In April 1977 the trial court entered an order awarding to the plaintiff alimony pendente lite, child support, and custody of the parties’ two minor children. In October 1978 defendant *679moved to vacate this order on the ground that since their separation and the entry of the order the parties had had intercourse, and thus plaintiff had condoned any misconduct on his part which had been a basis for the 1977 order. Responding to defendant’s motion, plaintiff alleged that the acts of intercourse between the parties had been without her consent; that defendant had threatened her and forced himself upon her. In January 1979 the trial court entered its order on defendant’s motion, ruling that, the parties having resumed the marital relationship, the 1977 order was void. No appeal was taken from the January 1979 order.

In August 1979 plaintiff moved under Rule 60 for partial relief from the January order, contending that intercourse between the parties should not invalidate the custody and support portions of the 1977 order. Ruling on the motion, the court found that plaintiff had filed a second action in this matter in March 1979, and that in that action she had been awarded custody of one of the children, child support, and alimony pen-dente lite. The court held that by bringing the March action plaintiff had waived her right to a favorable ruling on her Rule 60 motion, and denied the motion. Plaintiff appeals.

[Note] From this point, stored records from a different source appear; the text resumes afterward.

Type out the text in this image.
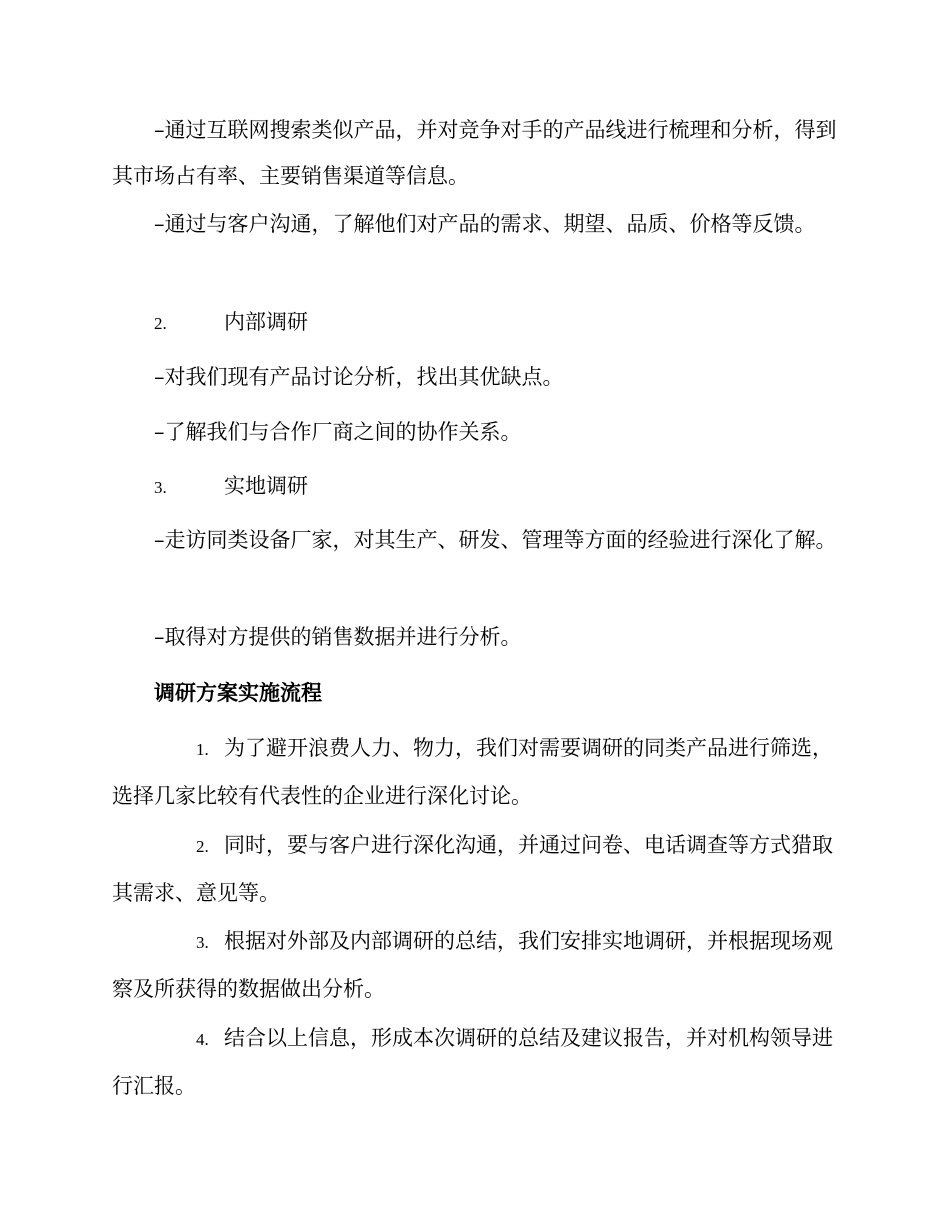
–通过互联网搜索类似产品，并对竞争对手的产品线进行梳理和分析，得到其市场占有率、主要销售渠道等信息。

–通过与客户沟通，了解他们对产品的需求、期望、品质、价格等反馈。

2.	内部调研

–对我们现有产品讨论分析，找出其优缺点。

–了解我们与合作厂商之间的协作关系。

3.	实地调研

–走访同类设备厂家，对其生产、研发、管理等方面的经验进行深化了解。

–取得对方提供的销售数据并进行分析。

调研方案实施流程

1. 为了避开浪费人力、物力，我们对需要调研的同类产品进行筛选，选择几家比较有代表性的企业进行深化讨论。

2. 同时，要与客户进行深化沟通，并通过问卷、电话调查等方式猎取其需求、意见等。

3. 根据对外部及内部调研的总结，我们安排实地调研，并根据现场观察及所获得的数据做出分析。

4. 结合以上信息，形成本次调研的总结及建议报告，并对机构领导进行汇报。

Samuel M. Moore and Douglas P. Dettorfor plaintiff appellant.

Tate & Bretzmann, by C. Richard Tate, Jr., for defendant appellee.

ARNOLD, Judge.

Plaintiff contends that the trial court erred in denying her Rule 60 motion, because she is entitled to relief from the court’s order of January 1979. She argues that the court could not by its January 1979 order vacate the custody and support portions of the 1977 order and thus leave the status of the children in fieri. As defendant points out, however, since the entry of the January 1979 order the status of the children has been settled by the court’s order in plaintiffs action filed in March 1979, and as a result the question plaintiff raises by her motion is now moot.

*680The situation here is much like that in Utilities Comm. v. Southern Bell Telephone Co., 289 N.C. 286, 221 S.E. 2d 322 (1976). There, the telephone company sought a rate increase, and received only about one-quarter of what it requested. While the company’s appeal was pending, it filed a new application and received the entire rate increase. Our Supreme Court took judicial notice of the later proceeding and dismissed the appeal from the original rate increase as moot.

In the present case, plaintiff seeks relief from the January 1979 order on the ground that the status of the children may not be left in fieri, but that the trial court in ruling on her motion properly took judicial notice of the action filed by plaintiff in March 1979. The order entered in that action in May 1979 settled the status of the children, and at the time plaintiff filed her Rule 60 motion in August 1979 the question of whether the trial court acted improperly by the entry of its January 1979 order was moot. Accordingly, the order denying plaintiffs motion for relief was proper.

Affirmed.

Judges Martin (Robert M.) and Hill concur.